Une autre piste porte sur la mise en place d’un mécanisme plus efficace de détection des entreprises zombies pour limiter au plus tôt leurs effets néfastes sur l’économie (détaillés plus haut). Les banques jouent un rôle dans la vérification de la solvabilité de leurs emprunteurs. Cependant, comme l’indique Guy Degeorges[11], directeur financier auprès de PME innovantes ou dans le secteur culturel, la situation exceptionnelle a rendu obsolètes les ratios sur lesquels se basaient les analyses de risque. Les chiffres d’affaires proches de zéro, les charges financées avec des prêts et l’impossibilité de faire des projections réalistes à cause du climat d’incertitude ont compliqué l’identification des entreprises insolvables.

La levée des mesures aura raison des entreprises zombies

Une troisième piste est imaginée par l’Organisation de coopération et de développement économique, qui veut tirer parti des crises que nous traversons pour assainir notre système économique. L’OCDE propose la mise en place de réformes favorisant les restructurations d’entreprises, qui sont porteuses d’effets bénéfiques au niveau de la production. Cependant, étant donné que ce type de réforme peut également entraîner de lourds coûts sociaux, l’OCDE encourage simultanément la mise en place de politiques ambitieuses du marché du travail. L’idée est de concilier le développement du potentiel de productivité d’une entreprise et le retour sur le marché du travail des travailleurs ayant subi un licenciement collectif[12].
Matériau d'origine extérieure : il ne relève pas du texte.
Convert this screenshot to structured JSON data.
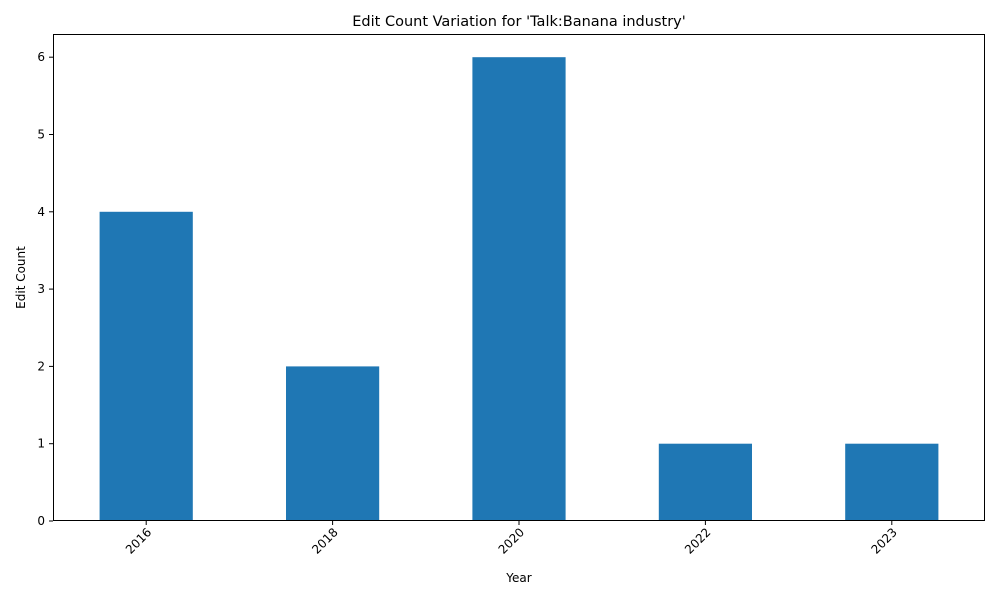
{
  "chart_data": {
    "type": "bar",
    "title": "Edit Count Variation for 'Talk:Banana industry'",
    "xlabel": "Year",
    "ylabel": "Edit Count",
    "categories": [
      "2016",
      "2018",
      "2020",
      "2022",
      "2023"
    ],
    "values": [
      4,
      2,
      6,
      1,
      1
    ],
    "ylim": [
      0,
      6.3
    ],
    "yticks": [
      0,
      1,
      2,
      3,
      4,
      5,
      6
    ],
    "xtick_rotation_deg": 45,
    "bar_color": "#1f77b4",
    "grid": false,
    "legend": "none"
  }
}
Une dernière piste de réflexion intéressante porte sur le calendrier de la levée des mesures de soutien mises en place aux niveaux fédéral et européen. Étant donné qu’une transition trop brusque entraînerait le risque d’une vague de licenciements et de faillites d’entreprises en manque de fonds propres, la journaliste Marie Charrel, spécialisée dans les questions macroéconomiques, propose une prolongation des différentes mesures jusqu’à ce que l’effet des plans de relance soit manifeste. Dans tous les cas, il conviendra d’être particulièrement prudent[13].
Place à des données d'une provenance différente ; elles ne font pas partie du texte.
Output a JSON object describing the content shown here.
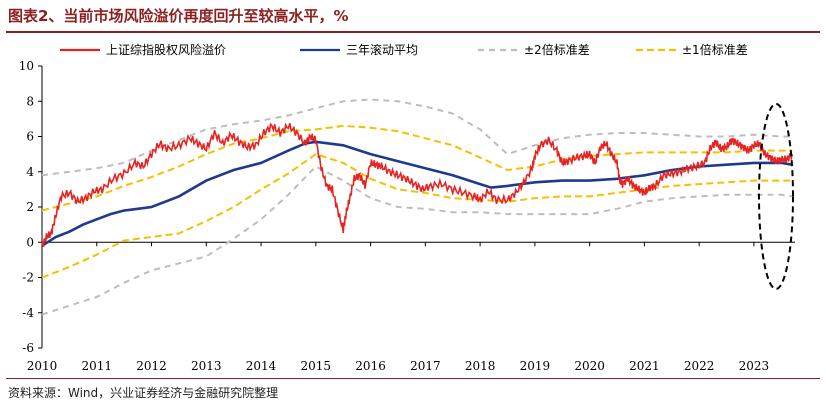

Il s’agit de quatre pistes de réflexion parmi d’autres, à explorer dans le but de limiter la présence et l’impact d’entreprises zombies dans notre économie.

Elena McGahan,
économiste à l’Observatoire du crédit et de l’endettement

[1] Banerjee R. et Hofmann B., Corporate zombies: anatomy and life cycle, BIS working papers n°882, septembre 2020.

[2] Andrews D., McGowan M., Millot V., Confronting the zombies: policies for productivity revival, OECD Economic Policy Papers n°21, décembre 2017.

[3] De Leus K., Les entreprises zombies sont un frein à la dynamique des entreprises belges, BNB Paribas Fortis, 5 juin 2018.

[4] Galloy P., Des solutions face aux nouveaux records de faiblesse des taux, L’Écho.be, 16 octobre 2020.

[5] Faljaoui A., Les vaccins vont tuer les entreprises zombies, Trends tendances, 9 décembre 2020.

[6] Wunsch P., Présentation du rapport annuel 2020 de la Banque nationale de Belgique (vidéo), BNB, 12 février 2021.

[7] Statbel – Direction générale Statistique – Statistics Belgium.

[8] Wunsch P., Présentation du rapport annuel 2020 de la Banque nationale de Belgique (vidéo), BNB, 12 février 2021.

[9] Le taux de chômage a augmenté de 4,6% de la population entre 20 et 64 ans fin 2019 à 6,4% lors du 3e trimestre de 2020 (Statbel, dernières données disponibles).

[10] OECD Economic Policy Papers, Zombie firms and weak productivity, 2017.

[11] Cette réflexion de Guy Degeorges qui porte sur l’économie française est également valable pour la situation dans notre économie belge.

[12] OECD Economic Policy Papers, Zombie firms and weak productivity, 2017.

[13] Charrel M., Pandémie: l’économie sous perfusion (vidéo), Le Monde, 14 décembre 2020.